- La ciudad castellano leonesa ha sido protagonista en numerosas ocasiones por ser escenario de famosas películas
Son miles los estudiantes que cada año eligen la ciudad de Salamanca como escenario para una de las etapas más importantes de su desarrollo académico: la universidad. Pero una vez que el talento está exprimido, ¿por qué no utilizarlo como decorado para algo mayor? Durante la transición de este artículo hablaremos de cineastas que han elegido la provincia charra como elemento mayor, como plató que observar para siempre desde un patio de butacas.
Luis Buñuel (1900-1983) fue el primero en elegir la provincia como marco para una de sus grandes películas. No hablamos de “Un perro andaluz”, pero sí de “Las Hurdes, tierra sin pan” rodada concretamente en La Alberca en 1933 desde donde Buñuel realiza un repaso en forma de documental por una de las regiones más pobres y menos desarrolladas de la España de la época. A día de hoy, La Alberca puede presumir de ser una de las localizaciones donde más películas se han rodado siendo un punto de referencia para el cine ya que entre otras, ha sido escenario de “Marcelino pan y vino” de Ladislao Vajda o de “La Marrana” de José Luis Cuerda.
Pero si continuamos recorriendo la historia, nos topamos con un hecho histórico ya que en mayo de 1955 se produjeron las llamadas “Conversaciones de Salamanca”. Durante este encuentro los lazos de los nuevos y los viejos cineastas de la época se cruzaron, creando un punto de inflexión en la historia del cine tal como hoy lo conocemos. Profundizando un poco más queda destacar que fue Basilio Martín Patino (1930-2017), natural de Lumbrales (Salamanca) uno de los promotores de este cinéfilo encuentro. Salamanca no cabe duda que es tierra de escenarios, pero también madre de buenos cineastas: Chema de la Peña, Antonio Hernández, Isabel Ocampo, Gabriel Velázquez, Carlos Therón… son sólo algunos nombres de una larga lista que acompañarán a la ciudad con orgullo.
No sólo han sido sus alrededores, sino que también la capital la utilizada como elemento escenográfico en numerosos trabajos. Ejemplo de ello lo encontramos en la serie “Still Star-Crossed” estrenada en 2017 y que inspirada en Verona, encontró en La Clerecía, en el Palacio de Anaya e incluso en el Patio de Escuelas Mayores un lugar donde rodar. Mucho más reciente tenemos “Mientras dure la guerra” de Alejandro Amenábar. Rodar en Salamanca es contar sobre la Plaza Mayor y el Café Novelty y por supuesto lo es también nombrar a Unamuno figura ilustre de nuestra historia.
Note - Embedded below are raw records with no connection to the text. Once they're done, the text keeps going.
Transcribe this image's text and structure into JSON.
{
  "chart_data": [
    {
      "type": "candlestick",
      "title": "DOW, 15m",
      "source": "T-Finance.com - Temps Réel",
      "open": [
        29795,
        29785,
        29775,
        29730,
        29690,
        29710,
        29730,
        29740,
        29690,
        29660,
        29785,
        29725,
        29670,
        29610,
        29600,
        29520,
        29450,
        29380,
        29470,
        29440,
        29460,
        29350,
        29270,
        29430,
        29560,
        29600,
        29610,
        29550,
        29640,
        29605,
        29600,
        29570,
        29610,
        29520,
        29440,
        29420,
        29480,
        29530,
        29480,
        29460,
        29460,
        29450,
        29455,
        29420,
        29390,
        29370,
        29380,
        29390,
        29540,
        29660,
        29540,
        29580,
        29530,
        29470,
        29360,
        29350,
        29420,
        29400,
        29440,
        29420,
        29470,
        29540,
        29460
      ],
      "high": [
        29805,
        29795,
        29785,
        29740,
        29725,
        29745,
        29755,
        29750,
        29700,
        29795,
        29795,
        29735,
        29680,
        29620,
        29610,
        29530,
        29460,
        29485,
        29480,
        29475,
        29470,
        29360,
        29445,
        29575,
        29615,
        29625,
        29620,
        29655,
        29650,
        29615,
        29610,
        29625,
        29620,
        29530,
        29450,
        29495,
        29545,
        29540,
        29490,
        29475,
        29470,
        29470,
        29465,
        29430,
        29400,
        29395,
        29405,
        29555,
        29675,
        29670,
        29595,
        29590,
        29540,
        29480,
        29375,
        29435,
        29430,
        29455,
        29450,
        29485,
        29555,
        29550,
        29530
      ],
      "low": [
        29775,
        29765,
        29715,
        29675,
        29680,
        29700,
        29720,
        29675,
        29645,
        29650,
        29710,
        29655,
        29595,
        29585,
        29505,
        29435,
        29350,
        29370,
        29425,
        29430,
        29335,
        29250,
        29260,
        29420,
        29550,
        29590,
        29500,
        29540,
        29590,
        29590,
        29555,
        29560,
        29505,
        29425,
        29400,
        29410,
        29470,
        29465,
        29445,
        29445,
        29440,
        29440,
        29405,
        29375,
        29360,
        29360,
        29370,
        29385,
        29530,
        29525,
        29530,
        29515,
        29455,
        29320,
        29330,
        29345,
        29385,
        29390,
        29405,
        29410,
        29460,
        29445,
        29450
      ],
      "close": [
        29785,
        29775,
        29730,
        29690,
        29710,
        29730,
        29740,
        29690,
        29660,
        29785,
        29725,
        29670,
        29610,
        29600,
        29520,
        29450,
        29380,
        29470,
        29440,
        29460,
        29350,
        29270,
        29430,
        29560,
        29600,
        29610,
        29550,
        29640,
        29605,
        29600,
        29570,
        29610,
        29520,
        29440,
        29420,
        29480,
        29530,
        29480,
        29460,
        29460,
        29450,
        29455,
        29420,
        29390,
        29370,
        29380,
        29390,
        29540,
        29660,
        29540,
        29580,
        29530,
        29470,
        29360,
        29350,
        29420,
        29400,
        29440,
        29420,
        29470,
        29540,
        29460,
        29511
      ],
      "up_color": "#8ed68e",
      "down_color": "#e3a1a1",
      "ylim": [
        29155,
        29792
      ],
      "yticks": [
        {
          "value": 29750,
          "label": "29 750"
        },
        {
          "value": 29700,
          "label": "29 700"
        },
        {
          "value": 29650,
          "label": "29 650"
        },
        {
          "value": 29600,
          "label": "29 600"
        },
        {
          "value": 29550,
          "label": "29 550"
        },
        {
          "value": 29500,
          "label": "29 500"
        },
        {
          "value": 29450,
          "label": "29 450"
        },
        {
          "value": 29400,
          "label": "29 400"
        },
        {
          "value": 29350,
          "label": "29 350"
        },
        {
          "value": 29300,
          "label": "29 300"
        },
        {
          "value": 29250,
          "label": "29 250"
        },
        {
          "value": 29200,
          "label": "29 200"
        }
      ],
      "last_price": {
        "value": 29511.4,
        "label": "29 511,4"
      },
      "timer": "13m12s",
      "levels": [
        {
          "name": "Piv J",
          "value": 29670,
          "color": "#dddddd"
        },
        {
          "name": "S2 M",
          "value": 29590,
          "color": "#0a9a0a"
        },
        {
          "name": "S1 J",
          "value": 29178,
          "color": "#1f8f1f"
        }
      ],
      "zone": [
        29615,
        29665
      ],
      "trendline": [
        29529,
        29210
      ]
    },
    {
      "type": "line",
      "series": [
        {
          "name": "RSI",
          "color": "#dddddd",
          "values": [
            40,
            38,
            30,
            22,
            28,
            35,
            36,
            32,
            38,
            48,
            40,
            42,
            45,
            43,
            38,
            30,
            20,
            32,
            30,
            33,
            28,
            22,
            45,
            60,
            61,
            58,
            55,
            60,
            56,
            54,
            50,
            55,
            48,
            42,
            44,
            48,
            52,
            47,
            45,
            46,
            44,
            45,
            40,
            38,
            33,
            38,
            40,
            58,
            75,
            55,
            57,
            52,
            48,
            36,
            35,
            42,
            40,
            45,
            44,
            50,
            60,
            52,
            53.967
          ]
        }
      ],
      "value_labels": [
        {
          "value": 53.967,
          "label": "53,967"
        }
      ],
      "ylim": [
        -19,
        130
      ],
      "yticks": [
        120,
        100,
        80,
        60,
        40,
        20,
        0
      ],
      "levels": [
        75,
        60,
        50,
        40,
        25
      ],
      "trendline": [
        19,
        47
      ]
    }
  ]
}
No entenderíamos el cine actual sin palomitas, butacas y una gran pantalla, por eso, el cine en la ciudad charra no se entendería sin Van Dyck. La gran trayectoria de estos cines es abrumadora ya que además de acercar a los ciudadanos las novedades de la gran pantalla, ofrece también numerosas actividades para promocionar la cultura entre las que destacan los talleres de iniciación al cine, el ciclo Filmo Van Dyck o la Semana del cine de los idiomas. Desde el cine y sus espacios, Salamanca continua siendo un espacio seguro desde el que promocionarse y favorecer la instrucción cinematográfica.